Not long after my presentation at Tbilisi State University I was on the Republic of Georgia’s main east-west highway, the guest of Dr. Vakhtang Licheli, an affable man with a white moustache who has been a professor since Soviet times. He took me around the site — a Persian-influenced village from the 4th century B.C., with Zoroastrian shrines, sacred fire areas, pottery fragments, and human remains. After my lecture he invited me to a traditional Georgian feast, a supra, that they were having at an archaeological site west of the capital.
At the supra that evening, the women, all middle-aged and working at the university’s music school, puffed on tiny thin cigarettes throughout dinner. Men and women were seated on opposite sides and between us plates were stacked on plates, with meats, fish, olives, salads, tomatoes, breads, cheeses, and pitchers of wine.

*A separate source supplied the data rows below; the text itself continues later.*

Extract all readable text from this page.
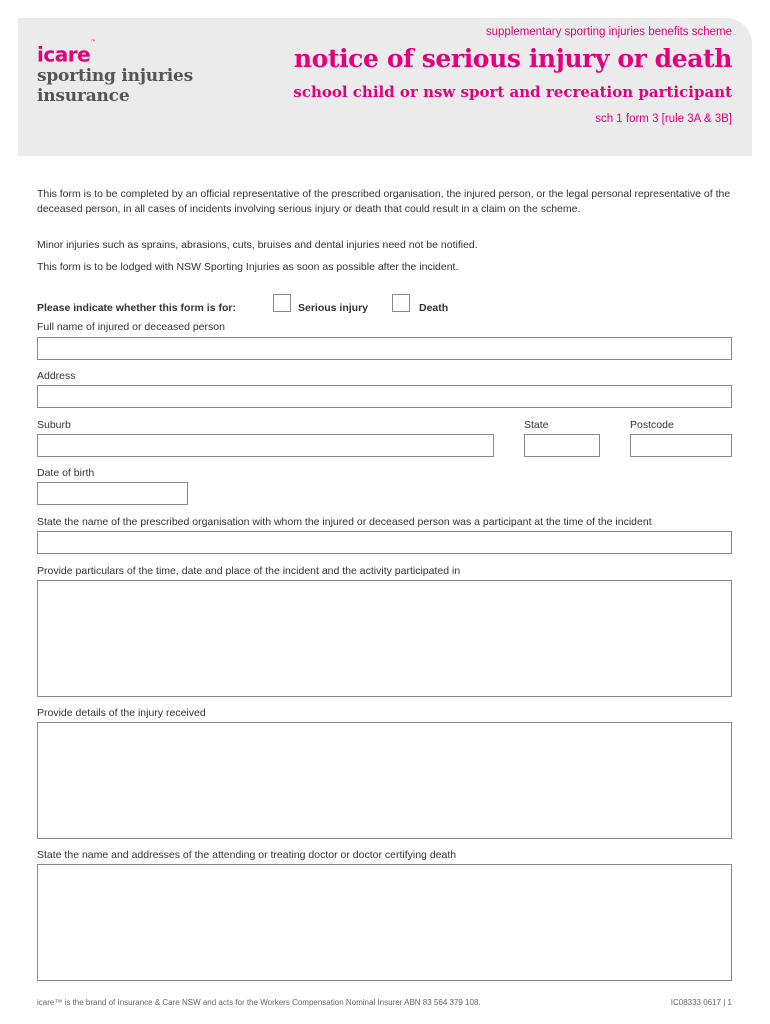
icare™
sporting injuries
insurance
supplementary sporting injuries benefits scheme
notice of serious injury or death
school child or nsw sport and recreation participant
sch 1 form 3 [rule 3A & 3B]
This form is to be completed by an official representative of the prescribed organisation, the injured person, or the legal personal representative of the deceased person, in all cases of incidents involving serious injury or death that could result in a claim on the scheme.
Minor injuries such as sprains, abrasions, cuts, bruises and dental injuries need not be notified.
This form is to be lodged with NSW Sporting Injuries as soon as possible after the incident.
Please indicate whether this form is for:	Serious injury	Death
Full name of injured or deceased person
Address
Suburb	State	Postcode
Date of birth
State the name of the prescribed organisation with whom the injured or deceased person was a participant at the time of the incident
Provide particulars of the time, date and place of the incident and the activity participated in
Provide details of the injury received
State the name and addresses of the attending or treating doctor or doctor certifying death
icare™ is the brand of Insurance & Care NSW and acts for the Workers Compensation Nominal Insurer ABN 83 564 379 108.	IC08333 0617 | 1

Dr. Licheli made a sincere toast to archaeologists all over the world and afterward, as is custom, a woman on the other side of the room gave a sort-of counter toast, more or less on the same topic. The toastmaster and his lieutenant waxed poetical while one of the students quietly translated for me. To finish, everyone cheered, “Gaumarjos!” Other toasts followed, about nature and love. During the love toast, the custom is that each glass must be full. Though they were adamant about this tradition, no one explained why or where it came from. Since I don’t drink, each time we cheered I raised a full glass of wine, clinked it, and set it down.
Then they burst into the first song of the night.
The men sang long, single-note lines and another man brought in a melody over their harmonies, liturgical-sounding. Their song echoed off the room’s high ceilings and overpowered the dinner’s scattered conversations. It was about forever, the student told me, leaning closer. He started to say more but couldn’t find the words. To explain, he made some hand signals and I smiled — we both nodded and left it at that. At the end of the song, the women applauded, “Bravo, bravo!”
Soon came more songs, many folksy: the women joined in for the higher parts, each time loud and hearty. They sang that song “Hallelujah,” in English, and used a smart phone for the lyrics, looking at me expectantly to see if I could understand the words.
It reminded me of songs from other travels: I sang an old Hank Williams song for people in the Czech Republic and my own music for a group in Guatemala, both of which went well. Once, though, in Chile, the song went terribly but I had to finish it anyway. I had also sung way too loudly at a party with colleagues once, which didn’t go over well.
They ran through more songs and gave more toasts. These toasts were often punctuated by didi madloba, Georgian for “thank you” and usualy the only words I understood. The songs ranged from a love song about a man who never wanted his woman to leave him to folk songs about Georgia and a haunting 10th century liturgical song. These traditional songs were like nothing I have ever heard in my life.
Then Dr. Licheli gave me a toast, in English. He hoped it would be the start of a friendship, maybe even some collaboration on archaeological projects. When he finished, we all said, “Gaumarjos!”
He asked me if I wanted to sing and I got this strange feeling of anticipation, like I was a kid who was about to be left out of the fun — I remember from singing in my band that my voice could have two personalities: one soft for ballads and one so loud and from the heart that I could feel my tear ducts vibrate But, I hesitated, because I thought maybe I should make a toast instead. So I did. I talked my trip and thanked everyone at Tbilisi State University for their hospitality and the great feast.
They sang a few more songs, and soon it was time to go. Before everyone left, I turned to the man with the guitar standing next to me and I asked to play.
When they had performed the other songs, conversations kept flowing underneath. But as I sat down with the guitar, everyone stopped talking. One archaeologist picked up her iPad to take a video.
It had been a couple of years since I sang in front of anyone. I strummed the guitar and it was out of tune except for the three highest strings. I played those and left the rest alone. I sang “Baby,” a song I wrote a long time ago. I began it the way I normally do, with the verse softer and the chorus louder, but when I reached the verse the second time, I sang it all nearly as loud as I could. Everyone was watching, so I kept my eyes focused on a spot in front of the guitar, just beyond the neck because I was getting it right and I didn’t want to break the spell.
When I was done I got one of the best rounds of applause of my entire life. They all clapped and women with lit cigarettes yelled “Bravo!,” because I sang so loud that I could feel my tear ducts vibrate, and the Georgians loved that because they do the same thing.